Rahmetli dedemin Çanakkale hatırları çok hüzünlüydü. Balıkesir Lisesi’nin tüm öğrencileri cepheye gittiği için o sene hiç mezun verememesi ve dedemin, yaşları 14-16 arasında değişen o gencecik öğrencileri cepheye hazırladığı hatıralar…
Buradan da dile getirmek isterim:
18 Mart 1915’te kazandığımız Büyük Çanakkale Zaferimiz kutlu olsun. Şehitlerimizin ruhu şad olsun. Allah (C.C.) böylesi bir savaştan tüm ülkemizi daima korusun.
MART AYI, MANEVİYATI YÜKSEK BİR AY
Hem Çanakkale Zaferinin kazanılışının hem de İstiklâl Marşımızın 12 Mart 1921’de TBMM’de kabulünün yıldönümünü içermesi bakımından Mart ayı maneviyatı ülkemiz için yüksek bir ay…
Mehmet Akif Ersoy’un Ankara’da kaleme aldığı İstiklâl Marşımızın tüm çocuklarımıza, tüm manevi ruhuyla anlatılması çok önemli…
Herkesin bakış açısı farklı tabi ki…
Kimi evladını da alıp Çanakkale cephelerine götürüp hangi şartlar altında bu memlekette özgürce yaşadığımızı anlatır, gösterir…

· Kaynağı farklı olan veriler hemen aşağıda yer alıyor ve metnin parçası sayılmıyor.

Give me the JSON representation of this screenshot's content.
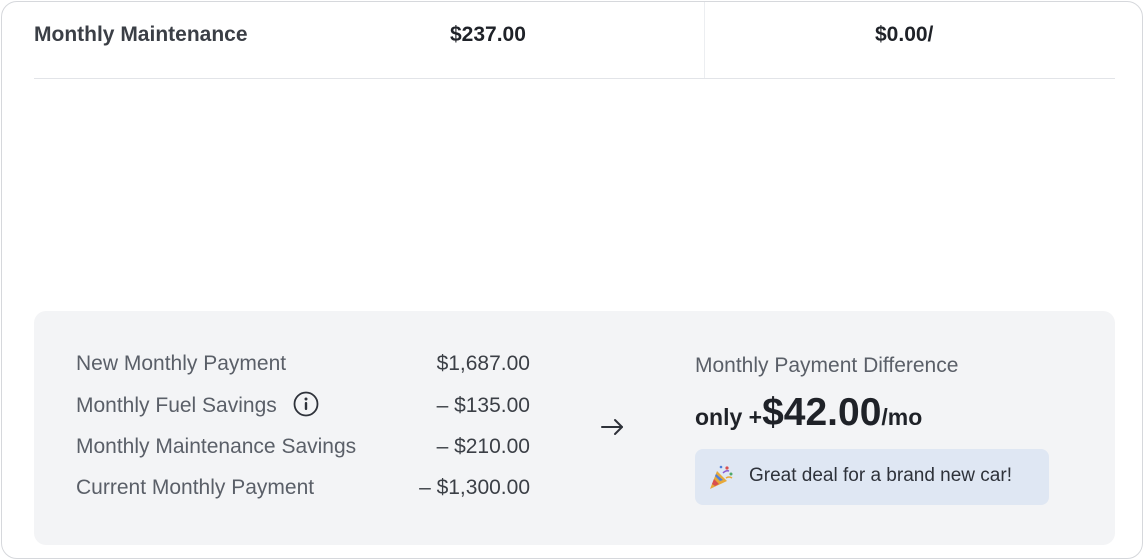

Kimi maneviyata ölümüne düşmanlık eder…
Tercih meselesi…
Bir Çanakkale gazisi torunu olarak, her gittiğimde bambaşka bir haletiruhiyeye bürünüyorum, çalışmak ve azmetmek noktasında başlanabilecek en güzel nokta bence…
Tüm çocuklarımızın mutlaka ziyaret etmesi gerekiyor Çanakkale’yi, kuru kuruya değil, şehitlerimizin manevi huzurlarına ziyaretlerine gidildiğinin bilinciyle…
Her ilden, her memleketten, vatanımızı müdafaa uğruna Çanakkale toprağına düşen tüm şehitlerimize saygıyla…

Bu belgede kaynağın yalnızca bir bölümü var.